Leben[Bearbeiten | Quelltext bearbeiten]

Hößler wurde als Sohn eines Handschuhmachers geboren. Sein Vater wurde im Ersten Weltkrieg schwer verwundet und kehrte als Kriegsversehrter 1915 zurück. Die Familie lebte in armen Verhältnissen. Seine Mutter starb 1917. 1925 schloss Hößler die Volksschule ab und begann eine Lehre als Gärtner, die er jedoch aus finanziellen Gründen abbrach. Er nahm diverse Arbeiten an. Nacheinander war er als Hilfsarbeiter im Baugewerbe, als Färber und als bei der Gemeinde Hartmannsdorf angestellter Waldgehilfe tätig. In Herrenhaide fand er dann längerfristig eine Anstellung als Gärtner und Kraftfahrer.

1928, nach anderen Angaben 1927, trat er dem Kommunistischen Jugendverband (KJVD) bei. Zwei Jahre später wurde er Mitglied der KPD, für die er 1932 in die Gemeindevertretung von Göppersdorf bei Burgstädt gewählt wurde.

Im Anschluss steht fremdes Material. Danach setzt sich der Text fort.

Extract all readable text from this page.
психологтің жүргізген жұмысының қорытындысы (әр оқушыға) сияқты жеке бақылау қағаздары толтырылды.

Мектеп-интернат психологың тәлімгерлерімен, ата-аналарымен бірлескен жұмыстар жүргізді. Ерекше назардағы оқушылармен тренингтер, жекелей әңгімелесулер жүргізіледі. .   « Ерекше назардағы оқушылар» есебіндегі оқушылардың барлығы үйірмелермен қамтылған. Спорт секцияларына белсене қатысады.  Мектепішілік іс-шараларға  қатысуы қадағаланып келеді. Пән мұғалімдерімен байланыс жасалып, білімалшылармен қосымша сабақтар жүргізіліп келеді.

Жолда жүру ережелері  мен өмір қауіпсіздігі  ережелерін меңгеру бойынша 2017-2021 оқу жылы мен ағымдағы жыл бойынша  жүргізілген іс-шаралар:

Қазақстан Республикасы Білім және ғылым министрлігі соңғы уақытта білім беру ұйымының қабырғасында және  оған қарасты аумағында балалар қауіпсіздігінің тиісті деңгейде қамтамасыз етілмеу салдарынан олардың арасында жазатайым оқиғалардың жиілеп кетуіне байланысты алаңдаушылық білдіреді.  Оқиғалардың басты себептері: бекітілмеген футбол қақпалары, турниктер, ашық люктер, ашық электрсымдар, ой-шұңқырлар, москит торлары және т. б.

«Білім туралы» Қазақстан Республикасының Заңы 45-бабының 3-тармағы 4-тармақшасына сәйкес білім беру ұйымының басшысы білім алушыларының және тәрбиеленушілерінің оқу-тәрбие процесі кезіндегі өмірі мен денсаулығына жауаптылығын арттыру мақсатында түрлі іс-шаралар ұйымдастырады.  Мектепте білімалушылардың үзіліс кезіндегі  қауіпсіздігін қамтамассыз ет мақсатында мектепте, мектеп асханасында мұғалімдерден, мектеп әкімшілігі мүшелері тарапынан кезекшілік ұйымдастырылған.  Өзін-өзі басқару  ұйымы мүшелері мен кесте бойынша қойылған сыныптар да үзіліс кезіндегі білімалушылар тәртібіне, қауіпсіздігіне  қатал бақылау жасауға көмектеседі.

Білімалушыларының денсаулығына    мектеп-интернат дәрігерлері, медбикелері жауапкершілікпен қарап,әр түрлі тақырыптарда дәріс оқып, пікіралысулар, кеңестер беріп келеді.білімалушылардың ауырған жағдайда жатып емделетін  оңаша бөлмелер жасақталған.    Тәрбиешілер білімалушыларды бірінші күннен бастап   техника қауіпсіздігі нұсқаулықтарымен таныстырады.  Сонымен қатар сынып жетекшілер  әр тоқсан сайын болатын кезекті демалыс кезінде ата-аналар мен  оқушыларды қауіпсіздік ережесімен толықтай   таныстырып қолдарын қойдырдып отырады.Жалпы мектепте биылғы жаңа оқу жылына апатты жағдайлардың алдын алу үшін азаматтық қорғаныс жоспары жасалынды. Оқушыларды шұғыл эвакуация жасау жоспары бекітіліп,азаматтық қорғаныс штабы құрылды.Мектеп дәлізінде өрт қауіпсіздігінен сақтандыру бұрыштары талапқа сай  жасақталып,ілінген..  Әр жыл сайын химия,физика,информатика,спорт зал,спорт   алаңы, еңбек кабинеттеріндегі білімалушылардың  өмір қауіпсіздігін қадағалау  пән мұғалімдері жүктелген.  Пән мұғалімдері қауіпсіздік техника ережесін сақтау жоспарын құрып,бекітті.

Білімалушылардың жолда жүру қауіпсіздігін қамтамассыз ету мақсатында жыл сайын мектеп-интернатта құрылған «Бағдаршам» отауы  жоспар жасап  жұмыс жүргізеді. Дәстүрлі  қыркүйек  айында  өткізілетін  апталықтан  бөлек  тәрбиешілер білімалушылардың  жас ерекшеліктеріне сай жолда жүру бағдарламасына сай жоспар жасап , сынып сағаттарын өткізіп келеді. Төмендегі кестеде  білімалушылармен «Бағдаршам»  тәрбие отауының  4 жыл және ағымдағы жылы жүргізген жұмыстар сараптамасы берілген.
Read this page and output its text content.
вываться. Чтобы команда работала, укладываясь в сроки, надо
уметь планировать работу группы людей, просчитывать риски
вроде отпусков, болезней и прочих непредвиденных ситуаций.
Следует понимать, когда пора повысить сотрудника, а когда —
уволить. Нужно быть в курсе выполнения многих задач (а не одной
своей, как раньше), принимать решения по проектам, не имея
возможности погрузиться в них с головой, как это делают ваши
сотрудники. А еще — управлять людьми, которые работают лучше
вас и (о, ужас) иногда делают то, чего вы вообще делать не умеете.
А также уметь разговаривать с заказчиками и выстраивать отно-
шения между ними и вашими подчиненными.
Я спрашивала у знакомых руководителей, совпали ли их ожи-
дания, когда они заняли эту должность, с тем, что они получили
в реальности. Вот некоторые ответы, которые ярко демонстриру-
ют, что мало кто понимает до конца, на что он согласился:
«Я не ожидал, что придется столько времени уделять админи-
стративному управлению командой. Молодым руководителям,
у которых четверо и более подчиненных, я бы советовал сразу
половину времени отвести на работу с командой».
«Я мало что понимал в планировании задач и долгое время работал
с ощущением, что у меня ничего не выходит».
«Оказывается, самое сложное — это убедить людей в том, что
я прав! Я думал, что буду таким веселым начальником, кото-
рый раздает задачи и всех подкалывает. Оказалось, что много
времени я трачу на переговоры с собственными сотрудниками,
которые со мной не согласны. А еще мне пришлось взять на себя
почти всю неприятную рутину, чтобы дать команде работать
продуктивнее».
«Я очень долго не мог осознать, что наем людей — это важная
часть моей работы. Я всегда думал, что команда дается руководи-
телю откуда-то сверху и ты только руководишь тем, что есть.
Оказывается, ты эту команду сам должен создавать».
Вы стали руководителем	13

Am 12. Dezember 1932 wurde Hößler in Zusammenhang mit einer von Auseinandersetzungen mit der Polizei begleiteten Demonstration von Arbeitslosen vor dem Amtsgericht Burgstädt verhaftet. Er blieb bis zum 12. Januar 1933 in Untersuchungshaft. Kurz nach der Machtergreifung der Nationalsozialisten am 1. März 1933 wurde er erneut verhaftet und im Polizeigefängnis Chemnitz inhaftiert. Aufgrund einer Verwechslung kam er am 22. März 1933 wieder frei und floh in die Tschechoslowakei. 1934 kehrte er illegal nach Deutschland zurück und organisierte Widerstandsgruppen von Jugendlichen im Ruhrgebiet. Aufgrund von Anfang 1935 einsetzenden Massenverhaftungen floh Hößler über Belgien in die Niederlande. Hößler emigrierte in die Sowjetunion und absolvierte von Oktober 1935 bis Anfang 1937 eine Kaderschulung an der Internationalen Lenin-Schule der Komintern in Moskau. Im April 1937 ging Hößler nach Spanien, um am Spanischen Bürgerkrieg teilzunehmen. Zusammen mit Wilhelm Fellendorf besuchte Hößler eine geheime Ausbildungsschule des NKWD in Benimanet bei Valencia.[1] Danach wurde er dem Bataillon „Hans Beimler“ der XI. Internationalen Brigade zugeteilt. Im Juni 1937 wurde er an der Guadalajara-Front schwer verwundet. Nach einem Aufenthalt in einem spanischen Lazarett und einem Pariser Krankenhaus gelangte er schließlich 1939 nach Moskau in ein Sanatorium. 1940 wurde er als Metallarbeiter im Tscheljabinsker Traktorenwerk ausgebildet und heiratete 1941 die Ärztin Klawdia Rubzowa.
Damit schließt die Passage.